Labio Leporino había puesto las manos detrás de la espalda, y apoyaba los hombros contra la pared de la habitación.

—Después de un rato, mi padre y Rubashov llevaron el tema de su conversación a los tiempos presentes, hablando con frases despreciativas de la marcha de los asuntos en el Partido y de los métodos que se empleaban en su dirección. Rubashov y mi padre llamaban siempre al jefe del Partido "el Número Uno". Rubashov dijo que desde que el Número Uno se sentaba sobre el Partido con su anchuroso trasero, el aire debajo se había hecho irrespirable. Declaró que ésa era la razón por la cual prefería las misiones en el extranjero.

Gletkin se volvió hacia Rubashov:

—¿Eso ocurrió poco antes de su primera declaración de lealtad al jefe del Partido?

Rubashov se ladeó a medias hacia la luz:

—Así fue exactamente —dijo.

—¿Se mencionó la intención de Rubashov de hacer esa declaración? —preguntó Gletkin.

—Sí. Mi padre se lo reprochó, diciéndole que lo había desilusionado. Rubashov se rió, llamó a mi padre un viejo tonto y un Quijote. Afirmó que lo más importante era aguantar el mayor tiempo posible, y esperar la hora decisiva.

—¿Qué quiso decir con esa expresión: "Esperar la hora decisiva"?

Otra vez la mirada del joven buscó la cara de Rubashov con una expresión desamparada y casi tierna; Rubashov tuvo la impresión absurda de que iba a avanzar desde la pared y a besarlo en la frente. Se sonrió con la idea, mientras oía contestar a la agradable voz:

—La hora en que el jefe del Partido fuese destituido de su puesto.

Gletkin, que había observado la sonrisa de Rubashov, dijo secamente:

—Parece que esas reminiscencias lo divierten mucho.

—Quizá —contestó Rubashov, y cerró los ojos otra vez.

Gletkin se arregló los puños de la camisa y siguió interrogando a Labio Leporino:

—De manera que Rubashov habló de la hora en que el jefe del Partido sería depuesto. ¿Cómo se iba a conseguir eso?

—Mi padre consideraba que llegaría un momento en que la copa rebosaría, y entonces el Partido lo obligaría a dimitir o lo depondría; y que además la oposición debía propagar esa solución.

—¿Y Rubashov?

—Rubashov se reía de lo que decía mi padre, repitiendo que era un tonto y un Quijote.

Después afirmó que el Número Uno no era un fenómeno accidental, sino la personificación de una cierta característica humana, a saber, de una absoluta creencia en la infalibilidad de las propias convicciones, de la cual sacaba la fuerza para su completa ausencia de escrúpulos.
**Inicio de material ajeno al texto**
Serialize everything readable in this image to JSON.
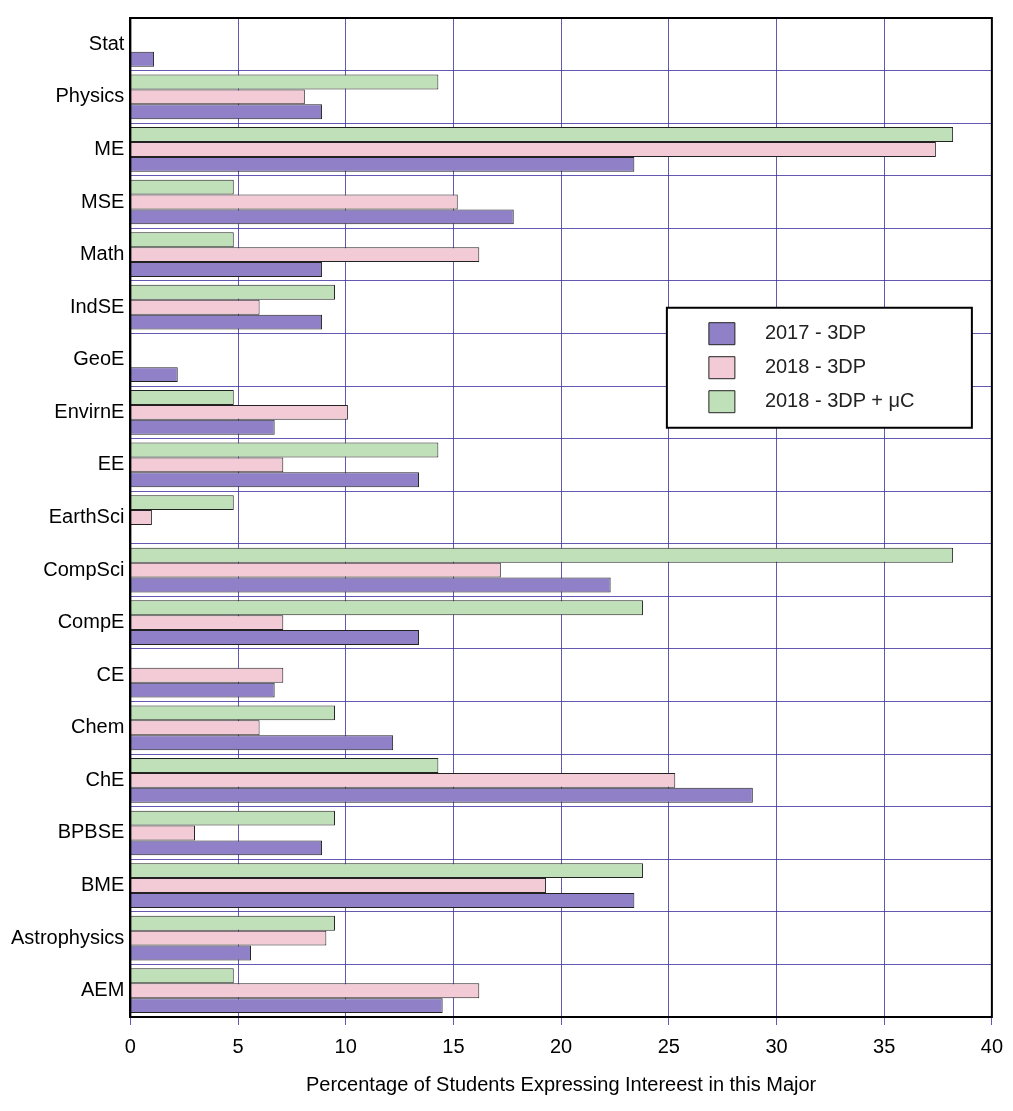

Por consiguiente, el Número Uno nunca abandonaría el poder por su propia y libre voluntad, y tendría que ser suprimido por la violencia. No se podía esperar nada de las resoluciones del Partido, porque el Número Uno tenía todos los hilos en la mano y había hecho su cómplice a la burocracia del Partido, de modo que tuviese que caer con él; y la burocracia lo sabía. A pesar de su somnolencia, a Rubashov le chocó que el joven hubiera retenido sus palabras con tal exactitud. Él mismo no recordaba los detalles de la conversación, aunque no cabía duda de que Labio Leporino lo hacía con fidelidad. Empezó a observar al joven Kieffer a través de sus lentes con renovado interés.

La voz de Gletkin resonó de nuevo:

—¿De modo que Rubashov hizo hincapié en la necesidad de usar la violencia contra el Número Uno, es decir contra el jefe del Partido?

Labio Leporino asintió.

—¿Y sus argumentos, ayudado por un liberal consumo de bebidas alcohólicas, hicieron una fuerte impresión sobre usted?

El joven Kieffer no contestó en seguida. Luego dijo con la voz ligeramente cambiada:

—Yo no bebí prácticamente nada, pero todo lo que dijo me impresionó profundamente.

Rubashov inclinó la cabeza, agobiado por una sospecha que le afectaba casi como un dolor físico y le hacía olvidar todo lo demás. ¿Sería posible que este desgraciado joven hubiese sacado en realidad conclusiones particulares de la línea de pensamientos de Rubashov? ¿Y que ahora estuviese delante de él, en la luz cegadora del reflector, como una consecuencia encarnada de su lógica?